We have a few different options for dealing with the legend. Some options might be:

Leave the legend as it is but reposition it to above or below the main chart, rather than to the right, and put it into a single row. Then it would take up less space. Repositioning the legend will be discussed in Chapter 11.
We could design a custom legend. This might be a good option as double gauge charts are not so common and readers might be less familiar with them. Adding additional information about how they work might prove helpful. We’ll look at how to design and use a custom in Chapter 12 and Chapter 13.
We could instead use colored text in the subtitle to indicate what the categories are. For this visualization, highlighting the Immunized would be enough as there are only two categories. We’ll look at ways to do this in R in Chapter 6 and Chapter 7.
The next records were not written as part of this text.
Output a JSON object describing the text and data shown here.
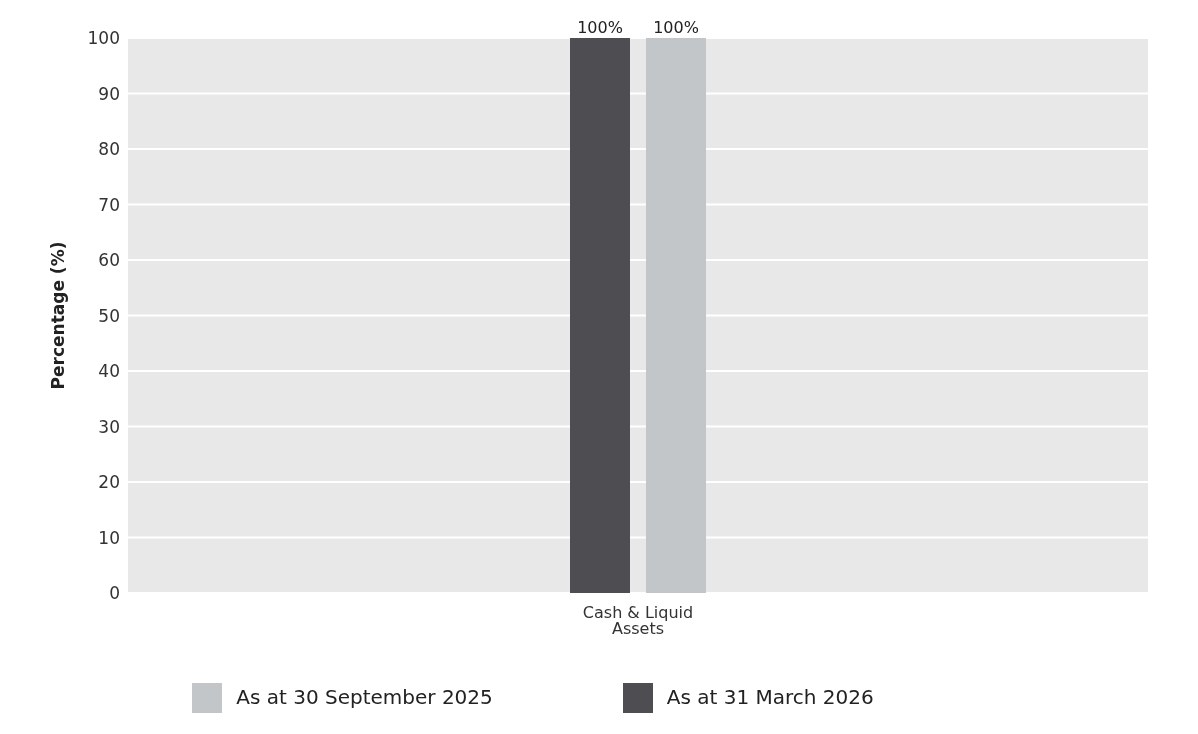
{
  "chart_data": {
    "type": "bar",
    "ylabel": "Percentage (%)",
    "categories": [
      "Cash & Liquid Assets"
    ],
    "series": [
      {
        "name": "As at 31 March 2026",
        "color": "#4d4d52",
        "values": [
          100
        ],
        "value_labels": [
          "100%"
        ]
      },
      {
        "name": "As at 30 September 2025",
        "color": "#c3c6c9",
        "values": [
          100
        ],
        "value_labels": [
          "100%"
        ]
      }
    ],
    "ylim": [
      0,
      100
    ],
    "yticks": [
      0,
      10,
      20,
      30,
      40,
      50,
      60,
      70,
      80,
      90,
      100
    ],
    "grid": "y",
    "legend": "bottom"
  }
}
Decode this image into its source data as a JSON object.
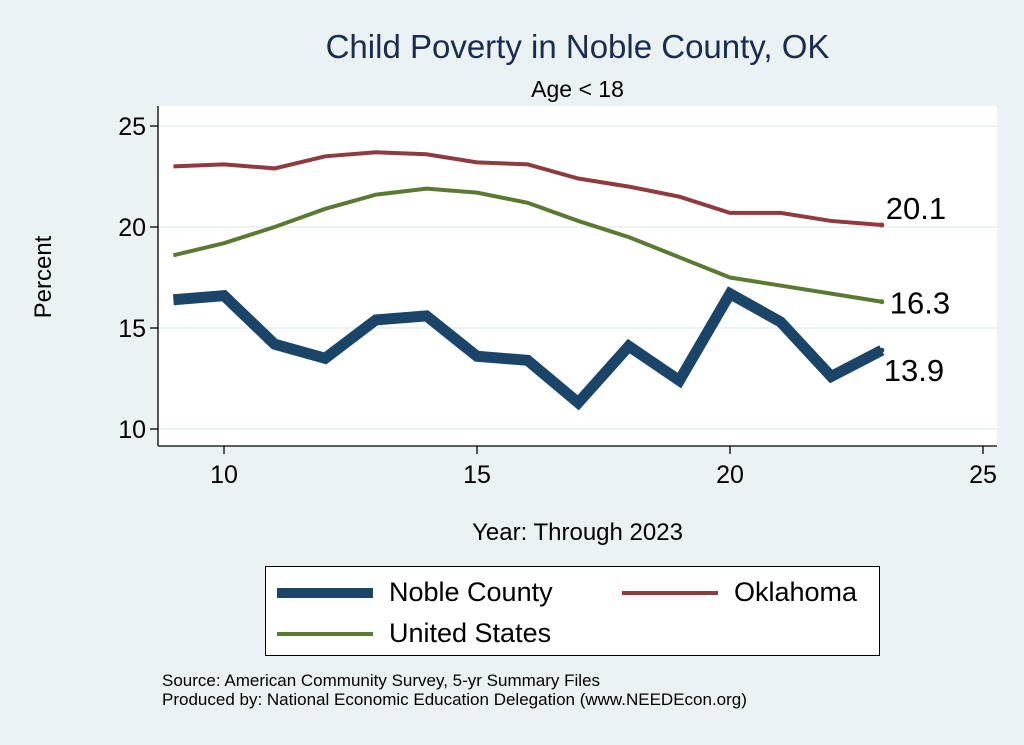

Here, there’s an argument to be made that any form of legend is in fact unnecessary. The current choice of colors and title of the chart makes it clear enough that the pink color represents the positive response data (percentage who have been immunized).

So let’s remove the legend, by setting legend.position = "none" inside theme():

styled_plot +
  theme(legend.position = "none")

Figure 5.11: Final styling of gauge chart to remove the legend, providing more space for the chart area.

Then save it with ggsave():

ggsave(
  filename = "technology-adoption.png",
  width = 5,
  height = 0.7 * 5
)

5.5 Reflection

Are gauge charts the most effective method of visualising this data? No. Gauge charts have their own problems, some of which you can see here. Since the ring representing 2010 is on the outside, the radius is larger, and therefore the area is as well. If you measure the change on arc length between 1980 and 2010, you’ll get different answers to if you measured the proportional change in area for the two. Assuming we stick with the gauge chart idea, what further changes could be made to this plot to improve it?

There’s no reason to use country codes instead of country names in this situation, other than perhaps laziness. There is space available for the full names. Though many people could likely work out which countries are shown here by their country codes, there’s no need to make readers figure it out on their own. Providing the country names explicitly gives a reader less work to do, meaning they can focus on what you’re actually trying to show.
Similarly, providing the exact percentages as labelled text would make it easier to see what the change in immunization coverage is. It’s pretty clear that there has been an increase across all six countries, but the nature of gauge charts (no grid lines) makes it quite difficult to get the exact values. What’s the difference between Brazil and Sweden in 2010? It’s too difficult to tell here.
Although a full, traditional legend is may be unnecessary here, the addition of some colored text may add clarification that the pink area is what represents that data. We’ll look at using colored text instead of a legend in Chapter 6 and Chapter 7.

5.6 Exercises

Redesign this visualization using a bar chart instead of a gauge chart, and add labels to show the percentage values directly on the chart.
Do you need to change the aspect ratio or coordinate system to improve the layout?